The long journey is, ever slowly, beginning.

It is saddening to read of the cancer which President Jimmy Carter has reported he suffers from. As a politician, a President and as a ‘Leader’, the judgement on him, especially in Foreign Affairs, is both abrupt and uncompromising: he was little short of disastrous.  From his decision to remove support for the Shah of Iran in favour of a new alleged ‘Messiah’ named Khomeini, to the wholesale lunacy of handing the Panama Canal Zone over to a bunch of drug runners, he positively demonstrated that, apart from knowing how to plant and harvest peanuts, he really didn’t have much of a clue.
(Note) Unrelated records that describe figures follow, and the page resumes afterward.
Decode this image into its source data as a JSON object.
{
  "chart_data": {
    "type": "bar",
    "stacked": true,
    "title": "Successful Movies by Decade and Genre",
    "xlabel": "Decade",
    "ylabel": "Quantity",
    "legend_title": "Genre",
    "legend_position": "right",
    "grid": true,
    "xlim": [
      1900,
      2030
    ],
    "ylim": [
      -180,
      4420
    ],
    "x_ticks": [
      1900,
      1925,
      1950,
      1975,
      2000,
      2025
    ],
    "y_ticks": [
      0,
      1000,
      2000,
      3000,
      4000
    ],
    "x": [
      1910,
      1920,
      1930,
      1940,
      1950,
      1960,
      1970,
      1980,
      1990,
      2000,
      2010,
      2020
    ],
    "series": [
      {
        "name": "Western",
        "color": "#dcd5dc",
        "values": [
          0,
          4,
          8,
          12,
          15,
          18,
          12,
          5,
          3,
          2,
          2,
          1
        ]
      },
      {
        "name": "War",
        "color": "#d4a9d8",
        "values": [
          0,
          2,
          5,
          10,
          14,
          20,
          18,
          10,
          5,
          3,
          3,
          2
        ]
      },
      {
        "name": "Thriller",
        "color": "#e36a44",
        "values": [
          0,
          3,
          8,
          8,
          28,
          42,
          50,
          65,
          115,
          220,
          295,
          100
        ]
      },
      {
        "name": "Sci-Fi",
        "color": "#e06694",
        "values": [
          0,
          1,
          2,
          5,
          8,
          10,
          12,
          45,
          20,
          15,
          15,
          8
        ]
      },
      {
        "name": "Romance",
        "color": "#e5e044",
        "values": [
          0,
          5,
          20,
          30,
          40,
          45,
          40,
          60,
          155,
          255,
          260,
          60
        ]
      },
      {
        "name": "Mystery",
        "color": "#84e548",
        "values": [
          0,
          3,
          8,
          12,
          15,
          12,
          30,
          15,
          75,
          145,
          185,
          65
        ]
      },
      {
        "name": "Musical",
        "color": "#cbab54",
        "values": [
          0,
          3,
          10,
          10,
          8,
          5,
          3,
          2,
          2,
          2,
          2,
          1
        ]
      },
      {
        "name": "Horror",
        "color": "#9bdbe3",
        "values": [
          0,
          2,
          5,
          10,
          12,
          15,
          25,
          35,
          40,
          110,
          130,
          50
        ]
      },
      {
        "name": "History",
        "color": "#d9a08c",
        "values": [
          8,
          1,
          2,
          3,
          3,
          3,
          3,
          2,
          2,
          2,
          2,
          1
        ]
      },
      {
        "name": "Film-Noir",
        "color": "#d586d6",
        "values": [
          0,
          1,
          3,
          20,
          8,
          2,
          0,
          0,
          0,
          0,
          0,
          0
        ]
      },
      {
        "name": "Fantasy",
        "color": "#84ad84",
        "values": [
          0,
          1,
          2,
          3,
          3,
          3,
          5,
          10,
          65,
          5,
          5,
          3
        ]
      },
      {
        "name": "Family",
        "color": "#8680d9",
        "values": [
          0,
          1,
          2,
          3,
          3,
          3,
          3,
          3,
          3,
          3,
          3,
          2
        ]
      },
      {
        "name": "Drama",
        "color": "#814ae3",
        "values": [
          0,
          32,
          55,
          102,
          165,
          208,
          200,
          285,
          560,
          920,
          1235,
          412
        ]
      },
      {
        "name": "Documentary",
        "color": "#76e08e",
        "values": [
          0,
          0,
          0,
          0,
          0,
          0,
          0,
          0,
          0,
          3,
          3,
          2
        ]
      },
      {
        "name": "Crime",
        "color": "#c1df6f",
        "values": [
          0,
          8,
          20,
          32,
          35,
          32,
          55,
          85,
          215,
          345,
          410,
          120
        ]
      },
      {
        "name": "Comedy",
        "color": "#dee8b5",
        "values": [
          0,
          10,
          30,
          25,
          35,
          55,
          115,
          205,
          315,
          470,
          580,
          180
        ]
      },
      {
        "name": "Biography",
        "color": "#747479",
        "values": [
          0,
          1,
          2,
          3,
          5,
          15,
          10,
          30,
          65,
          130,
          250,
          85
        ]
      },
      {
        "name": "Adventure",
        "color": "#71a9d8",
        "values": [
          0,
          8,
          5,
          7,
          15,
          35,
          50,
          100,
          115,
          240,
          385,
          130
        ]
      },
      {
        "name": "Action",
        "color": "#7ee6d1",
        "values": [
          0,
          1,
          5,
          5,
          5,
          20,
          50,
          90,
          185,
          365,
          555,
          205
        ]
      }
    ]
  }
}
However, there is one area where he did shine, and it would be unfair to leave this part of Carter’s career in the shade, especially when it is all the rage these days to speak almost casually of ‘Yooman Rites’. When President Jimmy Carter spoke of Human Rights, he did not mention the wishy-washy union- and liberal-friendly crap which is so loved by the European Union, but the real package, the freedom to worship, even if it’s a mish-mash of ideas like Falun Gong; the freedom to congregate, even in a place like Tiananmen Square and talk about honest reform of government; the freedom to say “get stuffed” to a uniformed bully; the freedoms laid down by the United Nations in 1948, which have long since been either forgotten or misplaced.

He said in 1997, during a Foreign Policy speech, “The great democracies are not free because we are strong and prosperous. I believe we are strong and influential and prosperous because we are free. Throughout the world today, in free nations and in totalitarian countries as well, there is a preoccupation with the subject of human freedom, human rights. And I believe it is incumbent on us in this country to keep that discussion, that debate, that contention alive. No other country is as well-qualified as we to set an example. We have our own shortcomings and faults, and we should strive constantly and with courage to make sure that we are legitimately proud of what we have.”


1 comment for “The long journey is, ever slowly, beginning.

  1. August 14, 2015 at 10:31 am

    Clinton, Carter, largely irrelevant in the context of the global left, anti-Caucasian establishment which runs things [see UN].